The Knowledge Graph Database

It's certainly a fantastic step forward to have accurate information about vaccines or climate change ranking higher than misinformation, but there may be a few flaws with the idea. Where is Google getting the facts for comparison? Mostly Wikipedia.

Knowledge Graph is Google's semantic search engine, and the results appear in a rich text box to the right of regular search results.

Search for "banana," for example, and you'll see a Knowledge Graph with a picture of bananas and quick facts about the fruit. The source for the "banana" result is the USDA, so clearly Wikipedia isn't the only data source for Knowledge Graph. Previously Knowledge Graph also used structured data from a Google-owned project called "Freebase." Freebase was folded into a Wikipedia data project and retired. Essentially, Wikipedia powers a good chunk of their knowledge base with structured data formatted in a way Google can easily read. Google is not the only company doing this. Siri, Yahoo, and Bing use Wikipedia to answer common questions, too.

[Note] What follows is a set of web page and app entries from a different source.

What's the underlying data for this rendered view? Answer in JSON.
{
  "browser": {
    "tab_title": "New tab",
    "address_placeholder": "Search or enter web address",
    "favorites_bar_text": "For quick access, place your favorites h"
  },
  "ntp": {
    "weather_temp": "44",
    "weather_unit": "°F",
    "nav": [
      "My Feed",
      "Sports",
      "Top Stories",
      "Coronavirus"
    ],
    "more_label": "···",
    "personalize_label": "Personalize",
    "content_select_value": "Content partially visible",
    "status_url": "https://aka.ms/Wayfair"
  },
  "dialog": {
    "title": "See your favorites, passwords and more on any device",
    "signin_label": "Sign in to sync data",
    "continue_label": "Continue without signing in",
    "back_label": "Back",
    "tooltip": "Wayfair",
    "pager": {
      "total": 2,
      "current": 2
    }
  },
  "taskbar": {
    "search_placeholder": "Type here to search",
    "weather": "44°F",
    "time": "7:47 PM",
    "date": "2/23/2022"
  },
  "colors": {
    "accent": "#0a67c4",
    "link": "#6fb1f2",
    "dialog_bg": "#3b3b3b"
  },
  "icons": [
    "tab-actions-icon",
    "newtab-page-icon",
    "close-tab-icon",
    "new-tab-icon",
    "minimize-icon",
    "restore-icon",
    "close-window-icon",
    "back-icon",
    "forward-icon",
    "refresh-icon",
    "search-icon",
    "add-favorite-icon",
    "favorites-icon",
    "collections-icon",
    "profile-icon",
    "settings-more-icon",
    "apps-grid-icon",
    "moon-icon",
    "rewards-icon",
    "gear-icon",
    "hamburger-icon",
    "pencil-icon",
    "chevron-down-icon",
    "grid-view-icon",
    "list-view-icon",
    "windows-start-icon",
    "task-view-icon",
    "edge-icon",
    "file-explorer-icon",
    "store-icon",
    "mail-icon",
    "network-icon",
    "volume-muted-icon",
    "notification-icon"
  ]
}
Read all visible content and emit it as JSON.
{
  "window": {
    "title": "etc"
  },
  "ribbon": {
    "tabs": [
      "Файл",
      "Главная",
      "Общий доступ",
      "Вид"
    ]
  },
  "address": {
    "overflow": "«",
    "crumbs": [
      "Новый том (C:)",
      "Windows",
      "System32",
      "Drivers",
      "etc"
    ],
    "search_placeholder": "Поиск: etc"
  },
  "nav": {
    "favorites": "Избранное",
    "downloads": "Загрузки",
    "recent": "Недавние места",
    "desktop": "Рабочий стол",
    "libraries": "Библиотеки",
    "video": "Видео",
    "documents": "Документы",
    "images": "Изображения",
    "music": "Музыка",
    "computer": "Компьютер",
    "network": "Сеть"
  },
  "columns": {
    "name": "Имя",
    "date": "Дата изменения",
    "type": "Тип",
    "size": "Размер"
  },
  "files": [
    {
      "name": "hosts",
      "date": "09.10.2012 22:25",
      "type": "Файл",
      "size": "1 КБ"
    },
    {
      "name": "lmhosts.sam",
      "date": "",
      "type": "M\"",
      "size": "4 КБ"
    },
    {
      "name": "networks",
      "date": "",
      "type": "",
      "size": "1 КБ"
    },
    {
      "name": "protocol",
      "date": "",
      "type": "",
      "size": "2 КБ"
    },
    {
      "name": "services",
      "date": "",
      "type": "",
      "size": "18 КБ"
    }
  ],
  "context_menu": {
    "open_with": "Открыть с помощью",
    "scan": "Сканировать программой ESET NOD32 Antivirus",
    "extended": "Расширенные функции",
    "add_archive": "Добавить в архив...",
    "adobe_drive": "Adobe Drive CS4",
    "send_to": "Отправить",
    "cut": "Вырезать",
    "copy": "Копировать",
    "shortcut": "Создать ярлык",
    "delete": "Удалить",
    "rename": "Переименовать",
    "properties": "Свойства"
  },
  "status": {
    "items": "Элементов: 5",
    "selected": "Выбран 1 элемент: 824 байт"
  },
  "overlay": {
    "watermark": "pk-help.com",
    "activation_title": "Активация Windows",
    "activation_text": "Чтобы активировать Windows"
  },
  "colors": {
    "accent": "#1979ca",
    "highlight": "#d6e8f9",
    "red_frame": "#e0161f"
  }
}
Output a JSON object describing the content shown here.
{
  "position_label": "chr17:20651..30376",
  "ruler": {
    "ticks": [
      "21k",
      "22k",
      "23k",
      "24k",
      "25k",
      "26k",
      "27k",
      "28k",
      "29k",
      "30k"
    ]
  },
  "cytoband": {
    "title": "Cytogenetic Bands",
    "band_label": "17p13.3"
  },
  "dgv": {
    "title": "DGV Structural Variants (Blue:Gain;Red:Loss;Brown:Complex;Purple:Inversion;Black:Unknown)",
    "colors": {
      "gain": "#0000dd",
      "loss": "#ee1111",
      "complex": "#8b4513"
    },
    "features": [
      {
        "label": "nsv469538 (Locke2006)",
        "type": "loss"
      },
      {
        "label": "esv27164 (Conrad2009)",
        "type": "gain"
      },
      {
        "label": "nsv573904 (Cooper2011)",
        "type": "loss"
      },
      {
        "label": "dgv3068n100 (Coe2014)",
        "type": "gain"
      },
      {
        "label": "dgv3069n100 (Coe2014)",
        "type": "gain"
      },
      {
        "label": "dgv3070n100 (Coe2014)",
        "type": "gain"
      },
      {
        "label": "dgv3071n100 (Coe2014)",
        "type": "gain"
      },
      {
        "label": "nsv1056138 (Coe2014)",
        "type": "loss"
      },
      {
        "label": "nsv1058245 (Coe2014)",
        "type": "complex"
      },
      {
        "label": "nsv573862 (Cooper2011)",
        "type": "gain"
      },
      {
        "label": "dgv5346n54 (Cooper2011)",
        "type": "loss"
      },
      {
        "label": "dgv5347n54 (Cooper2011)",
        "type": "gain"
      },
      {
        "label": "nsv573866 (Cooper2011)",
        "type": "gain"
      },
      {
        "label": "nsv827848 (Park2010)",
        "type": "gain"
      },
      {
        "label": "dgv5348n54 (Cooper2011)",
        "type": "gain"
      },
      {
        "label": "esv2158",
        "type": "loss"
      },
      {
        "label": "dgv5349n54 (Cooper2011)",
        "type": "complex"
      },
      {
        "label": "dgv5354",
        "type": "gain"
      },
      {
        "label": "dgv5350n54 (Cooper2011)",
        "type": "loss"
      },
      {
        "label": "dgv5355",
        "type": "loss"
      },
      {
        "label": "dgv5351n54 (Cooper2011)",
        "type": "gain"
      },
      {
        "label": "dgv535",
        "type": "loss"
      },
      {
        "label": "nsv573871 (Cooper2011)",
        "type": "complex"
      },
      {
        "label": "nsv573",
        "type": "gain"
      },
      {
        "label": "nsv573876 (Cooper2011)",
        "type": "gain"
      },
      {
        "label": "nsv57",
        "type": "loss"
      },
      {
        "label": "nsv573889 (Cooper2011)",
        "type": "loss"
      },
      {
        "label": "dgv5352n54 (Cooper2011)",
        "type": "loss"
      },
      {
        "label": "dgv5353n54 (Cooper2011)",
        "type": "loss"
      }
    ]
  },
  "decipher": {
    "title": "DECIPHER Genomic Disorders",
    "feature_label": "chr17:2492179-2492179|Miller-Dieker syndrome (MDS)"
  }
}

Using Wikipedia is free and simple, and usually correct. Usually. There's the problem. It's the encyclopedia that "anyone can edit." School teachers and professors frown on papers that use Wikipedia as a source. Wikipedia won't even accept Wikipedia as a reliable source. 

Google currently uses Wikipedia both as a source of facts and as an indicator of relevance. Search for someone or something with a Wikipedia, and you'll get a Knowledge Graph box in the answer. Search for someone or something without one, and you likely won't. There's a very tiny "feedback" link you can use to report errors in the information - if you happen to notice both the tiny gray link and the error.  

Hoax edits in Wikipedia have gone undiscovered for decades. The same hoax edits have been cited as fact by other publications, which could then, in turn, be used as a "reliable source" for a reference in a Wikipedia article. (Neat!) People can create pages about themselves or maliciously edit pages about people or things they dislike, so long as they adequately mimic other Wikipedia articles and standards. There are even PR firms that specialize in creating paid promotional pages for their clients. This has lead to a complex system of rules and anti-spam measures that tend to discourage new editors from joining Wikipedia or making more than a handful of edits. Wikipedia editors are often spending more time and energy debating each other and trying to catch self-promoters than they are spending on fixing the grammatical errors and inconsistencies in Wikipedia articles.  

As a consequence, Wikipedia suffers from groupthink and systemic bias. The pages are maintained by a shrinking number of core editors, and those editors are overwhelmingly male. Female-centric topics are often underreported or deemed "un-notable."

That's a long-winded way to say that Google needs some better alternatives to Wikipedia for building knowledge-based rankings into their metrics and determining what triggers the Knowledge Graph. This is where you can help. 

Make Your Own Rich Snippets

If you are a web designer, you can take matters into your own hands and make your own structured data. That gives Google more data sources, but it also visually boosts results for your site. Don't abuse this with garbage data because Google does spot checks.